As soon as we turned around, our run turned from a exciting, incredible journey to a morose death march. Bodie and I each stationed ourselves on one of Mom’s flanks and slowly started rotating around her so that she would get tied up in the leashes and have to stop every once in awhile to get untangled. Then we could rest and get our affairs in order.
“How could you do this to us?!” we whined while running at the absolute slowest pace that we could without putting tension on the leashes. “This is all your fault! Don’t you know what the sun does to black dogs?! You’re the worst dog mom!” Mom tried to downplay her cruelty. “Hey, I’m wearing a black shirt. It’s not so bad…” “But you haven’t seen the sun in 100 months! You’re like a mole. Your skin is so pasty you practically glow in the dark. You have no idea what it’s like to be us. Those of us with lustrous black complexions are irresistible, even to the sun.”

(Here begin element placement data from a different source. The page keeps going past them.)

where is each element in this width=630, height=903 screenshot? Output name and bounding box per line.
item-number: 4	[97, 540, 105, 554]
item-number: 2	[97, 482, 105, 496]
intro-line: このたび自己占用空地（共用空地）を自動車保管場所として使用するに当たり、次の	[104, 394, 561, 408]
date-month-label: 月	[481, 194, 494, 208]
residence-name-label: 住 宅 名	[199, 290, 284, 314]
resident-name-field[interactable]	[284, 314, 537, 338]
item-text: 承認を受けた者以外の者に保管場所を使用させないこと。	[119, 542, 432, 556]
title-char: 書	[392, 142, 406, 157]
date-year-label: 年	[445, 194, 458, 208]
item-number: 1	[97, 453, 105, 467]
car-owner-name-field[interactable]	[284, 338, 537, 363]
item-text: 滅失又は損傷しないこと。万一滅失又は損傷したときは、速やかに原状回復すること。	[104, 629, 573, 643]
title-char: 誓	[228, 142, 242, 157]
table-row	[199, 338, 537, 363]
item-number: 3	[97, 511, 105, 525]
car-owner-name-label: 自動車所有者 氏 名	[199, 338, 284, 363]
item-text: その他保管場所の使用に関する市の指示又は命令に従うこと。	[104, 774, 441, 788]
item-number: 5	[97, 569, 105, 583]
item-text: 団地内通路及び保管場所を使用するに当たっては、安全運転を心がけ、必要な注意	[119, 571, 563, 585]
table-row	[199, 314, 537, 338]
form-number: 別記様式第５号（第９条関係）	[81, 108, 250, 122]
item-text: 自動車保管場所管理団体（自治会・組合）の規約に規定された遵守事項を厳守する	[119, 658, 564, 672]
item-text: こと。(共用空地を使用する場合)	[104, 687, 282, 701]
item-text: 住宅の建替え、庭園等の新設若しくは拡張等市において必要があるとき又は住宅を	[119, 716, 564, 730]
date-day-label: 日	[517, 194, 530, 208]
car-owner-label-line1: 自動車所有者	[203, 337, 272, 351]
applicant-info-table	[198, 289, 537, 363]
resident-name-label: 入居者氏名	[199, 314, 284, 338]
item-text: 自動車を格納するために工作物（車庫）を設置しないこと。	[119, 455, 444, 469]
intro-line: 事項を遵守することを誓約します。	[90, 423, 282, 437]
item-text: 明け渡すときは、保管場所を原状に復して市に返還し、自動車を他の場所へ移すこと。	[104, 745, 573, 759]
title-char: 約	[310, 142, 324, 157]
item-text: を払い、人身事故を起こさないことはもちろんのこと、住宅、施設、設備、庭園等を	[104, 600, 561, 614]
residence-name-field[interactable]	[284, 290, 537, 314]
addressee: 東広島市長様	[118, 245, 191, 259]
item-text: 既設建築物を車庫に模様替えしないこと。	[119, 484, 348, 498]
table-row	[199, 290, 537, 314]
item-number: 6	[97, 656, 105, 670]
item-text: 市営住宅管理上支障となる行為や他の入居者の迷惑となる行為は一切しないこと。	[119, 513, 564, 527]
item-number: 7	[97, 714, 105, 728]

If I’m being fair I would have to admit that Mom did let us walk a few times, but that didn’t make it any less awful. I even had to run with my tongue hanging out like a common mongrel! Finally, so very many minutes later we reached the water fountain at The End of the World. Bodie and I crawled up to it like 2 dogs lost in the desert. I was too thirsty to be a gentleman and pushed Bodie aside so that we could both drink from the fountain at the same time. “Ladies first, my foot!” I grumbled. “Shove over.” We drank and drank for millions and millions of seconds. Soon we were back at the car, and mom blasted the air conditioner and rolled down the windows.
After the winter we’ve had, though, I doubt it will ever get hotter than 68º for as long as I live. So I probably won’t ever be in such a dangerous predicament again. Thank goodness.